Health care as a human right should include access to integrated medical-behavioral health treatment when battling cancer, particularly for womxn of color, who are more likely to be diagnosed with and die from breast cancer. Literature indicates a need for psychological interventions for patients during and after breast cancer treatment, yet few physicians make referrals to behavioral health providers during the process (Admiraal et al., 2020). Breast cancer patients who present with Type C coping strategies (emotional suppression), are individuals who appear fine and present as cooperative, non-argumentative, and suppress their own needs in favor of others, are at greatest risk for emotional distress post-treatment. At the onset of an overwhelming stressor such as breast cancer, Type C coping patients can either: a) continue with Type C coping, resulting in a worse outcome, b) develop hopelessness and learned helplessness, or c) develop improved coping styles through psycho-intervention, leading to improved emotional expression and increased social support (Temoshok, 1987). This paper presents findings of a mixed methods study of 69 womxn currently fighting or in remission from breast cancer and explores what factors influence emotional coping, particularly Type C, and their preferences about physician-driven referrals to therapy.
A sequential concurrent design in two phases included a demographics-based about treatment, emotions, stressors, and opinions on therapy referrals. The Courtauld Emotional Control Scale (CECS), which measures the extent of breast cancer patients’ ability to control (or suppress) their emotions was administered. High scores relating to anger, depressed mood, and anxiety indicate increased levels of control/suppression, whereas lower scores indicate emotional expression. Participants could self-select into Phase Two which comprised of a semi-structured interview. Inclusion criteria: 21 years+ and a diagnosis with breast cancer at any stage, grade, or hormone/HER2 status. National recruitment occurred at hospital cancer centers and through support organizations. Bivariate analysis including Chi-square and t-tests were used to determine significance of demographic factors of emotional expressers and suppressors. Content analysis was used to determine preferences about referrals to therapy.

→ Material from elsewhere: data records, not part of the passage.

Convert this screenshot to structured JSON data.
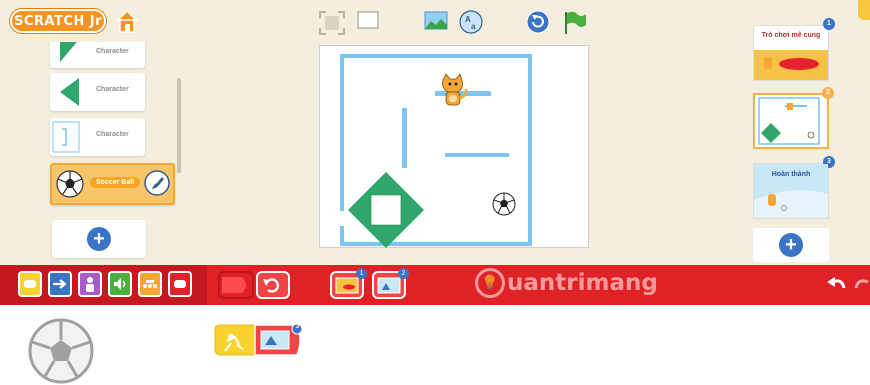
{
  "app": {
    "logo_text": "SCRATCH Jr"
  },
  "sprites": {
    "items": [
      {
        "label": "Character",
        "thumb": "green-triangle"
      },
      {
        "label": "Character",
        "thumb": "green-triangle-left"
      },
      {
        "label": "Character",
        "thumb": "blue-bracket"
      },
      {
        "label": "Soccer Ball",
        "thumb": "soccer-ball",
        "selected": true
      }
    ]
  },
  "toolbar": {
    "icons": [
      "fullscreen-icon",
      "grid-toggle-icon",
      "background-icon",
      "text-icon",
      "reset-icon",
      "green-flag-icon"
    ]
  },
  "pages": {
    "items": [
      {
        "number": "1",
        "label": "Trò chơi mê cung"
      },
      {
        "number": "2",
        "label": ""
      },
      {
        "number": "3",
        "label": "Hoàn thành"
      }
    ]
  },
  "palette": {
    "categories": [
      "trigger-category",
      "motion-category",
      "looks-category",
      "sound-category",
      "control-category",
      "end-category"
    ],
    "blocks": [
      "end-block",
      "repeat-forever-block",
      "go-to-page-1-block",
      "go-to-page-2-block"
    ],
    "page_badges": [
      "1",
      "2"
    ]
  },
  "watermark": {
    "text": "uantrimang"
  },
  "script": {
    "page_badge": "3"
  },
  "colors": {
    "workspace_bg": "#f3eede",
    "palette_red": "#e02227",
    "accent_orange": "#f7931e",
    "maze_blue": "#7ec4f2",
    "diamond_green": "#2fa66a"
  }
}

There was no statistical association between suppression or expression and current cancer status (currently in treatment vs. no evidence of disease), however, participants 40 years+ are more likely to be emotionally suppressive (69.6%) compared to those aged 21-39 (p<.05). Participants who participated in therapy pre-diagnosis (56.5%) were more likely to be emotionally expressive compared to those who did not participate (43.5%) (p<.05). 71% of all participants (43/59 suppressors and 6/10 expressers) held beliefs that physicians should specifically refer each newly diagnosed patient to therapy. 29% of participants (16/59 suppressors and 4/10 expressers) held beliefs that the physician should offer some form of support. All participants, including Type C, believed some form of support should be offered, particularly post-treatment.
Physicians should consider referring all newly diagnosed patients to a therapist/counselor and create opportunities throughout treatment for psychotherapeutic support. Breast cancer patients have specific recommendations for medical providers related to the timing of referral, type of treatment and suggestions for collaborative care but often do not feel heard.